La tendance baissière du prix du carbone est-elle positive ? Si un prix élevé est un levier dans la lutte contre le réchauffement climatique, une dynamique baissière peut refléter le succès des actions de décarbonation, explique Valérie Mignon.
Cela fait près d’un an que le prix du carbone affiche une tendance baissière, particulièrement accentuée depuis le début de l’année 2024. Faut-il s’inquiéter d’une telle dynamique eu égard à l’objectif de neutralité carbone à l’horizon 2050 ?
Le prix du carbone résulte de deux instruments principaux, la contribution climat énergie – communément appelée « taxe carbone » – et le système d’échange de quotas d’émissions (SEQE). Alors que la taxe carbone s’apparente à un prélèvement monétaire sur le prix de vente d’un bien, le SEQE est un marché dans lequel un plafond d’émissions est fixé et au sein duquel les participants peuvent acheter des quotas s’ils émettent trop de CO2 ou en vendre (cas des petits émetteurs). Ce système fonctionne ainsi selon le principe du pollueur-payeur.Alors qu’il était proche de 100 euros la tonne il y a un an, le prix du carbone avoisine désormais les 60 euros sur le marché des quotas. Pourquoi ?
Prix du gaz
L’une des causes tient au marché gazier. Rappelons que le prix du gaz avait côtoyé les sommets lors de la crise énergétique déclenchée par le conflit russo-ukrainien du fait de la forte dépendance des économies occidentales, au premier rang desquelles l’Europe, aux hydrocarbures russes. Les craintes européennes en matière d’approvisionnement en gaz étant aujourd’hui dissipées, son prix s’est inscrit dans une tendance baissière. Cette évolution a limité le recours au charbon, énergie plus polluante que le gaz, atténuant les émissions de CO2 et, en conséquence, la demande de quotas. Le ralentissement du prix du gaz s’est ainsi accompagné d’une baisse de celui du carbone.
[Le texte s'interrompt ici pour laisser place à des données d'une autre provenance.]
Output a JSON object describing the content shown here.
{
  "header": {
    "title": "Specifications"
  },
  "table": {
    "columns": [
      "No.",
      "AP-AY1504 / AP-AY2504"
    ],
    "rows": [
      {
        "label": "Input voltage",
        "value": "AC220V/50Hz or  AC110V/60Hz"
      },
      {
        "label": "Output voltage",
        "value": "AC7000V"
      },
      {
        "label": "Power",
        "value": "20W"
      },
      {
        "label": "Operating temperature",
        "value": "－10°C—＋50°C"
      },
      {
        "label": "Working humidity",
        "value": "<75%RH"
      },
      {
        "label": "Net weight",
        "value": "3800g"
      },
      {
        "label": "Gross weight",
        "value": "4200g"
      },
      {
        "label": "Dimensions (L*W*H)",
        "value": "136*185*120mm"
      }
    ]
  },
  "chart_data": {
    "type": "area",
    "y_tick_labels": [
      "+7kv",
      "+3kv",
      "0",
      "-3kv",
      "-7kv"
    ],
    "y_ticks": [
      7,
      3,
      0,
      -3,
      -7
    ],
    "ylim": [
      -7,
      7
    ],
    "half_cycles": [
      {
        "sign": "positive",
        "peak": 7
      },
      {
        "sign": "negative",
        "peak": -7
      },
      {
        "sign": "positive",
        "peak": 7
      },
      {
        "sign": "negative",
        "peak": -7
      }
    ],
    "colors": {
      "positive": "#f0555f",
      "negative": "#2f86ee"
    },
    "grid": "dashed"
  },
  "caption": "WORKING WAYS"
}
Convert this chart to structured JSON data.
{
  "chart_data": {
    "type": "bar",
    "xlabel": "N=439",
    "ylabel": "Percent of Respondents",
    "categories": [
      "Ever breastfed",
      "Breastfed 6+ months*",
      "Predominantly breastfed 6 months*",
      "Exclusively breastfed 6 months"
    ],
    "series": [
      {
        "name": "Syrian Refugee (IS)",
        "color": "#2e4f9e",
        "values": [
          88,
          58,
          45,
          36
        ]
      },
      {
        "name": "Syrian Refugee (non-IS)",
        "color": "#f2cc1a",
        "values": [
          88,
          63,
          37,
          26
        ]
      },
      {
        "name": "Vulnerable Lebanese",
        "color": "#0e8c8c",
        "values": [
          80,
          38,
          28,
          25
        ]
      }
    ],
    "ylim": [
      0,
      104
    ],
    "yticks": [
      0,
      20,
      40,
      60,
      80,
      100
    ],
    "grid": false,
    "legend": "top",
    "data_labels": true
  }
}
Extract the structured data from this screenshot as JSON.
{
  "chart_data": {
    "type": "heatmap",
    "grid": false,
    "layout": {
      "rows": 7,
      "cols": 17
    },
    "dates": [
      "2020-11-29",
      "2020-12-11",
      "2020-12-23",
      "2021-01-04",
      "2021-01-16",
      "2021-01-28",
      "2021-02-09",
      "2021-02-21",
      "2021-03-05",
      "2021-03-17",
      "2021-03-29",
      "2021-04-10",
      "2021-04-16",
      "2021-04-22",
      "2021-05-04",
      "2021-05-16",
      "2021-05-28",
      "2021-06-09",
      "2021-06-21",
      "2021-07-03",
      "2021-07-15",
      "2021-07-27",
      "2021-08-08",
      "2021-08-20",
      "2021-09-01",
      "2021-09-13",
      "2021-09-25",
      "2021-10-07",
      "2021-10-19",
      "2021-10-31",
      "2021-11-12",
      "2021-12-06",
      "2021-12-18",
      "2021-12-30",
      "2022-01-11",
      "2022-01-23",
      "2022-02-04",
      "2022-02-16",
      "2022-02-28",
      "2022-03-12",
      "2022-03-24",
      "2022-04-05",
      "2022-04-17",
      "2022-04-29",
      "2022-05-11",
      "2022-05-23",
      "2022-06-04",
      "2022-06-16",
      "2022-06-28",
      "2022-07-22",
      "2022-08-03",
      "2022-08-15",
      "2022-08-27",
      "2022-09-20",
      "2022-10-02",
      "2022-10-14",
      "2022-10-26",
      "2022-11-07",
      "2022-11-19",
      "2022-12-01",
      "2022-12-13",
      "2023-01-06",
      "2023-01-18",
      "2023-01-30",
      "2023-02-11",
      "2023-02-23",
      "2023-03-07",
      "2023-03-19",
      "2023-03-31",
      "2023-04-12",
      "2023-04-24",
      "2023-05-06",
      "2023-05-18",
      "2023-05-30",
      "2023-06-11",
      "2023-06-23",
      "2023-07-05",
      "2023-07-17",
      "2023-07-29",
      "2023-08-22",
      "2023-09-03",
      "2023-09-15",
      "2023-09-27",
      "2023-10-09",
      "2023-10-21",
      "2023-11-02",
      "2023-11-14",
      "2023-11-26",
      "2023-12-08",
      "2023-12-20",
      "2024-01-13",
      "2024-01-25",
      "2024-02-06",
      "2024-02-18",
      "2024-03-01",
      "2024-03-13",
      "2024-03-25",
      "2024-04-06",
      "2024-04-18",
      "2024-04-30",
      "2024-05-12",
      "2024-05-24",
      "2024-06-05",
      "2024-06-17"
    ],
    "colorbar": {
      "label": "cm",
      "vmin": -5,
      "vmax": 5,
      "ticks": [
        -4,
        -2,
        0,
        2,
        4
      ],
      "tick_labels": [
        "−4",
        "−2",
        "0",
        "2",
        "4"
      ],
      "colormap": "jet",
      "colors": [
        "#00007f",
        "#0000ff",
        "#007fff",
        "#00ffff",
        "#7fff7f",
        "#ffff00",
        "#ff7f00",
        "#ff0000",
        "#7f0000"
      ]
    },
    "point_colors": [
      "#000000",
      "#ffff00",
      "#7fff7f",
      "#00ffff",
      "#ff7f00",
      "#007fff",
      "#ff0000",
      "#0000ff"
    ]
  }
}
L’accélération du déploiement des énergies renouvelables dans certains pays comme l’Allemagne, plus grand émetteur de CO2 en Europe, a aussi contribué à tirer vers le bas la demande de quotas et, par là-même, le prix du carbone. Le ralentissement du secteur industriel lourd en Europe est également un élément ayant participé à la réduction de la demande de quotas. Tel est notamment le cas du secteur sidérurgique, gros consommateur de quotas, qui a dû faire face, après la pandémie, à la hausse des coûts de l’énergie. Ces évolutions concourent ainsi à expliquer la décroissance du prix du carbone.
Levier de la décarbonation
Une telle baisse est-elle problématique ? D’un côté, un prix du carbone trop faible peut désinciter les entreprises à décarboner leur activité, entravant ainsi la transition énergétique. Un prix élevé est coûteux pour les entreprises fortement émettrices, ce qui les pousse en effet à accélérer la transition en investissant dans des procédés décarbonés. D’un autre côté, un prix en baisse témoigne d’un ralentissement de la demande de quotas, reflétant une réduction accrue des émissions de CO2 dans les secteurs fortement polluants, en phase avec la lutte contre le changement climatique. Par ailleurs, un prix élevé du carbone peut nuire à la compétitivité des entreprises qui voient leurs performances entravées, au pouvoir d’achat des ménages qui subissent le renchérissement de nombreux biens et, par-là même, à la croissance économique. La Suède constitue toutefois un contre-exemple, puisqu’avec un prix de la tonne parmi les plus élevés au monde, elle montre qu’il est possible de conjuguer objectif de neutralité carbone et croissance économique.
Au total, si un prix élevé du carbone constitue un levier dans la lutte contre le réchauffement climatique, sa dynamique baissière peut refléter une réduction de la demande de quotas, signe d’une diminution accélérée des émissions de CO2 des plus gros pollueurs et d’accroissement nécessaire des investissements dans la décarbonation.